Zu den Personen, die Venkateshs Weltorgnung revidieren, zählt die zur Gesellschaftslöwin bestimmte Anelise, die ihn einst an Harvard zum Weinkenner machte. Im Unterschied zu Angela und ihren Mitstreiterinnen begibt sich Analise nicht aus Not, sondern aus Widerwillen gegen die elterlichen Erwartungen auf das Terrain der Edelprostitution. Dank ihres Organisationstalents, ihrer gesellschaftlichen Networks und der selbstverständlichen Anspruchshaltung der Hochprivilegierten kann sie sich erfolgreich als knallkarte Selfmade-Geschäftsfrau neu definieren. Ihre dem soliden irisch-amerikanischen Mittelstand entstammende Kollegin Margot gewinnt Venkateshs Herz mit ihrem Engagement für ihre lateinamerikanischen und afroamerikanischen Girls, denen sie gesellschaftlichen Schliff gibt und zu finanziellem Geschick verhilft. Für den in Scheidung lebenden Feldforscher wird sie zur Vertrauten, und so unterscheidet er sich kaum von etlichen emotional bedürftigen Freiern, den einzigen potenziellen Protagonisten der Untergrundökonomie, für die er keine Neugierde empfindet. 

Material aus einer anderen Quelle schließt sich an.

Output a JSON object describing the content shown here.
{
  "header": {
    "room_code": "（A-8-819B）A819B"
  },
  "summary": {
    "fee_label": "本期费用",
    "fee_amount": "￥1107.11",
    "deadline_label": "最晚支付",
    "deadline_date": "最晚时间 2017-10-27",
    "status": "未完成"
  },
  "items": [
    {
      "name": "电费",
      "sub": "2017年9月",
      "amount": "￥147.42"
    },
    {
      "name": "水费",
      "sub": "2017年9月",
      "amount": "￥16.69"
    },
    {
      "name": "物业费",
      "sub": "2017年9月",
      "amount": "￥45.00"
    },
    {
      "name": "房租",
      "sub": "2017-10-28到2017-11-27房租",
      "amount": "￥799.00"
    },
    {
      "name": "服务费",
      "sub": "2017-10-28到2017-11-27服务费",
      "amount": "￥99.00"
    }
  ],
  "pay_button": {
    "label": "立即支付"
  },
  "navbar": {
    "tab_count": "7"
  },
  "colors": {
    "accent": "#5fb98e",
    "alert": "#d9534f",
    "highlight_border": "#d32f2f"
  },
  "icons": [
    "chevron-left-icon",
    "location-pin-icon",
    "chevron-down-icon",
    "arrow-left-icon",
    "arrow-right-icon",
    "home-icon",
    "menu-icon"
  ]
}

Und während sich Venkatesh von den Armen und Gestrandeten immer mit Respekt behandelt sieht und von ihrer “herzzerreißenden Großzügigkeit” gerührt ist, fühlt er sich auf den Feten der Reichen - Shines und Anelises Revier - “wie in einem Werbefilm.” Venkatesh versteht “Flaoting City” als “Memoiren” seiner  wissenschaftlichen Forschungsarbeit, die er auch schon zu Dokumentarfilmen und Artikeln verarbeitete, und seine Parteinahme für die abgemühten Helden der Schattenwirtschaft ist überzeugend. Oft zeugt jedoch seine breitschultrige, in der deutschen Übersetzung von Dr. Jürgen Neubauer ein wenig heruntergespielte Prosa, von einem nicht zu unterdrückenden Stolz auf seine Doppelrolle als Professor und intimem Kenner verborgener Unterwelten: wie so viele New York Afficionados kann auch Sudhier Venkatech den von ihm beschworenen “Liaisons Dangereuses”, in denen er die Seele der Stadt sieht, nicht widerstehen.